Keza kültür sanat haberciliğine değer veren bir medya düzeni olsa, gazetecisi, yazarı, eleştirmeni başka bir iş yapmaya gerek duymadan sadece bu alandan bir gelir elde edebilse, çalıştığı haber ajansı bu tür etkinlikleri takip edebilmesi için onlara bir kaynak sağlasa, kimse zaten neden akredite olmadım diye bir serzenişte bulunmazdı eminim.

Dolayısıyla Türkiye’de kültür ve sanata verilen değer tam tersi olunca bu etkinlikler ile sektör insanlarını bir araya getirmenin külfeti de haliyle etkinlik/festival komitelerinden bekleniyor.

Festival davetlisinin görevi nedir?

Bu serzenişlere dayanarak; festivale davet edilenlerin suya sabuna dokunmadan festivali metheden, davet edilmeyenlerin ise festivalleri kötüleyen yazılar yazıldığını düşünenler var.

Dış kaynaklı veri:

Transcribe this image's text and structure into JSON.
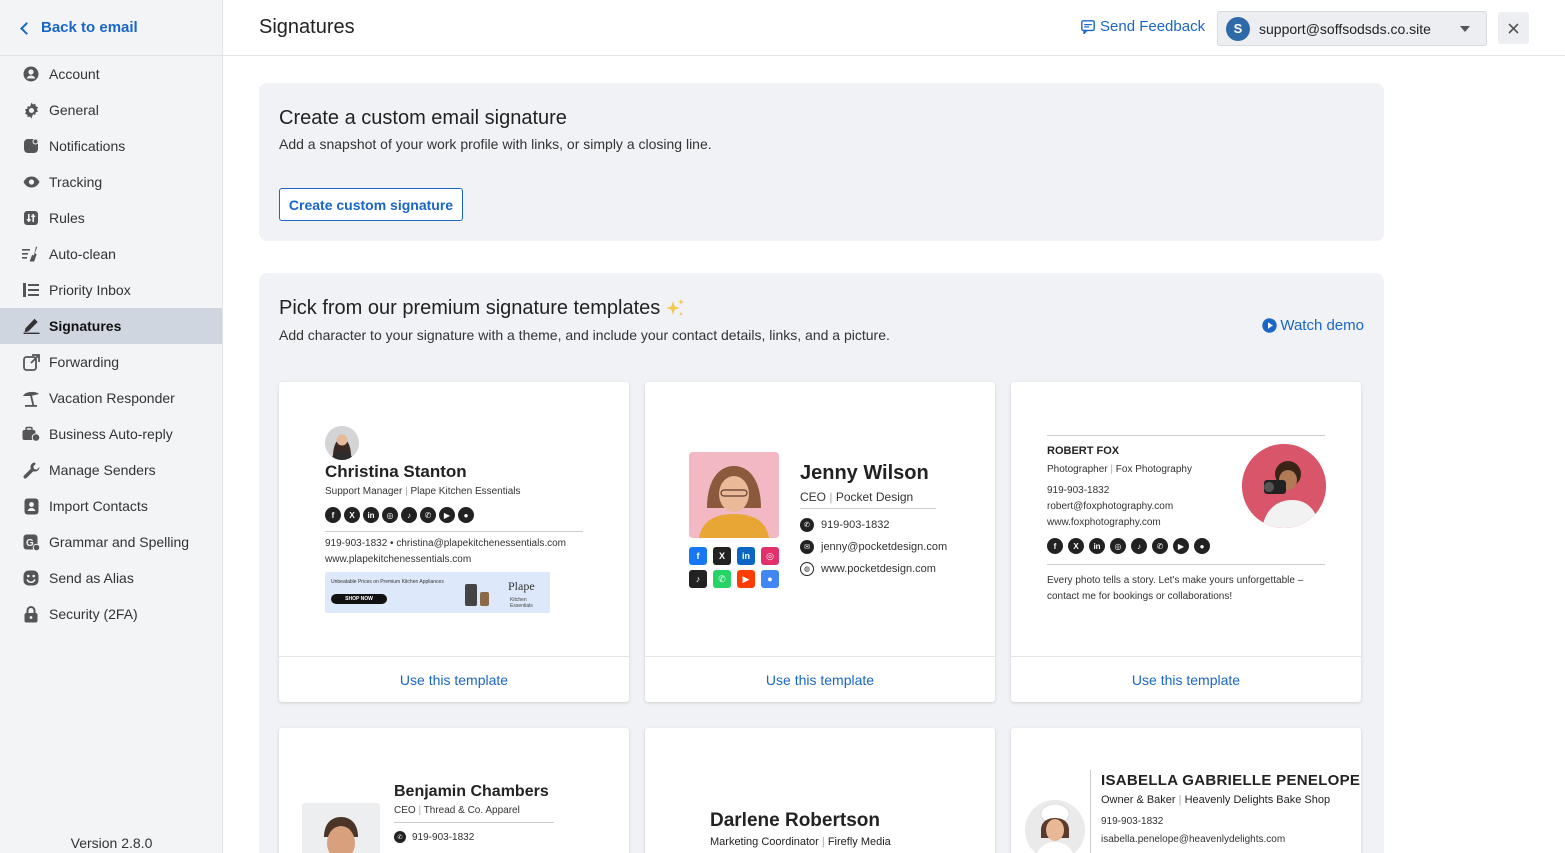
{
  "sidebar": {
    "back_label": "Back to email",
    "items": [
      {
        "label": "Account",
        "icon": "user-circle-icon"
      },
      {
        "label": "General",
        "icon": "gear-icon"
      },
      {
        "label": "Notifications",
        "icon": "bell-icon"
      },
      {
        "label": "Tracking",
        "icon": "eye-icon"
      },
      {
        "label": "Rules",
        "icon": "rules-icon"
      },
      {
        "label": "Auto-clean",
        "icon": "broom-icon"
      },
      {
        "label": "Priority Inbox",
        "icon": "priority-list-icon"
      },
      {
        "label": "Signatures",
        "icon": "pen-icon",
        "active": true
      },
      {
        "label": "Forwarding",
        "icon": "forward-icon"
      },
      {
        "label": "Vacation Responder",
        "icon": "umbrella-icon"
      },
      {
        "label": "Business Auto-reply",
        "icon": "briefcase-icon"
      },
      {
        "label": "Manage Senders",
        "icon": "wrench-icon"
      },
      {
        "label": "Import Contacts",
        "icon": "contacts-icon"
      },
      {
        "label": "Grammar and Spelling",
        "icon": "grammar-icon"
      },
      {
        "label": "Send as Alias",
        "icon": "smile-icon"
      },
      {
        "label": "Security (2FA)",
        "icon": "lock-icon"
      }
    ],
    "version": "Version 2.8.0"
  },
  "header": {
    "title": "Signatures",
    "feedback_label": "Send Feedback",
    "account_initial": "S",
    "account_email": "support@soffsodsds.co.site"
  },
  "custom": {
    "title": "Create a custom email signature",
    "subtitle": "Add a snapshot of your work profile with links, or simply a closing line.",
    "button": "Create custom signature"
  },
  "premium": {
    "title": "Pick from our premium signature templates",
    "subtitle": "Add character to your signature with a theme, and include your contact details, links, and a picture.",
    "watch_demo": "Watch demo",
    "use_template": "Use this template"
  },
  "templates": {
    "t1": {
      "name": "Christina Stanton",
      "role": "Support Manager",
      "company": "Plape Kitchen Essentials",
      "contact_line": "919-903-1832 • christina@plapekitchenessentials.com",
      "website": "www.plapekitchenessentials.com",
      "banner_text": "Unbeatable Prices on Premium Kitchen Appliances",
      "banner_cta": "SHOP NOW",
      "banner_brand": "Plape",
      "banner_brand_sub": "Kitchen Essentials"
    },
    "t2": {
      "name": "Jenny Wilson",
      "role": "CEO",
      "company": "Pocket Design",
      "phone": "919-903-1832",
      "email": "jenny@pocketdesign.com",
      "website": "www.pocketdesign.com"
    },
    "t3": {
      "name": "ROBERT FOX",
      "role": "Photographer",
      "company": "Fox Photography",
      "phone": "919-903-1832",
      "email": "robert@foxphotography.com",
      "website": "www.foxphotography.com",
      "tagline": "Every photo tells a story. Let's make yours unforgettable – contact me for bookings or collaborations!"
    },
    "t4": {
      "name": "Benjamin Chambers",
      "role": "CEO",
      "company": "Thread & Co. Apparel",
      "phone": "919-903-1832"
    },
    "t5": {
      "name": "Darlene Robertson",
      "role": "Marketing Coordinator",
      "company": "Firefly Media"
    },
    "t6": {
      "name": "ISABELLA GABRIELLE PENELOPE",
      "role": "Owner & Baker",
      "company": "Heavenly Delights Bake Shop",
      "phone": "919-903-1832",
      "email": "isabella.penelope@heavenlydelights.com"
    }
  },
  "colors": {
    "accent": "#1a66c7",
    "sidebar_bg": "#f3f4f6",
    "panel_bg": "#f0f2f5",
    "active_bg": "#cfd6df"
  }
}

Bence bu çok dar bir bakış açısı. Zira sırf festivale davet edildi diye bir gazetecinin ya da sinema yazarının ille de festivali öven ya da yeren bir yazı yazması gerekmiyor.

Bu kişiler nihayetinde festivalin denetçisi değiller. Elbette eğrisini, doğrusunu gördüklerini, gözlemlediklerini kaleme almak isteyenler olabilir. Ama sektörün farklı alanlarından pek çok kişi, farklı üretimler için bu festivallerde bir araya geliyor.

Kimisi kendisine röportaj konusu seçer, kimisi seyrettiği filmleri değerlendirir, kimisi de gerçekten festivalin yönetimini kendisine haber konusu yapabilir. Ama konu her ne olursa olsun her davet edilen kişinin o festivali öven ya da döven bir yazı kaleme almak gibi bir zorunluluğu olduğunu şahsen düşünmüyorum.

Şehirler festivalleriyle güzel

Ayrıca bir festivale davet edilen kişinin tüm gününü bir filmden diğerine koşturarak geçirmek gibi bir görevi olduğunu da düşünmüyorum.

Bu da bir tercih meselesidir. Ancak kendisi için bir seyir programı hazırlayıp aynı zamanda şehri keşfetmek isteyenler de elbette olabilir.

Bunun da akreditasyonda bir red konusu olmasını anlamıyorum. Nihayetinde festivaller aynı zamanda gelen konukların o şehri tanımasına, güzelliklerini yaşamasına, yerel lezzetlerini tatmasına olanak sağladığı için de değerlidir.

Bu aynı zamanda hem o şehrin tanınması hem de tanıtılması açısından da önemlidir.

Velhasıl, basın bültenleri gönderip de davet konusuna yönelik durumu profesyonelce ele almamış bir basın ilişkileri ekibi davet edilmeyenlere saygı çerçevesinde bir açıklama yapmış olsaydı konu sanırım bu kadar büyümezdi.

Doğrusu benim de bu olaya bakışım değişirdi. Eğer bir ilişki nezaket, samimiyet ve güven üstüne kuruluysa anlayış gösterilmeyecek şey sanırım çok azdır. 

Zira bu sene Altın Portakal bizim için bu sektör bağlantısını ve ilk gösterimlerin yapıldığı programını bir kesim için önceliklendirmemiş olsa da hayatlarımız sadece festivallerden ibaret değil.

Bugün Antalya’da seyredemediğimiz bir filmi, yarın öbür gün elbet başka bir festivalde ya da gösterimde seyredebiliriz. 

 

 

* Bu makalede yer alan fikirler yazara aittir ve Independent Türkçe’nin editöryal politikasını yansıtmayabilir.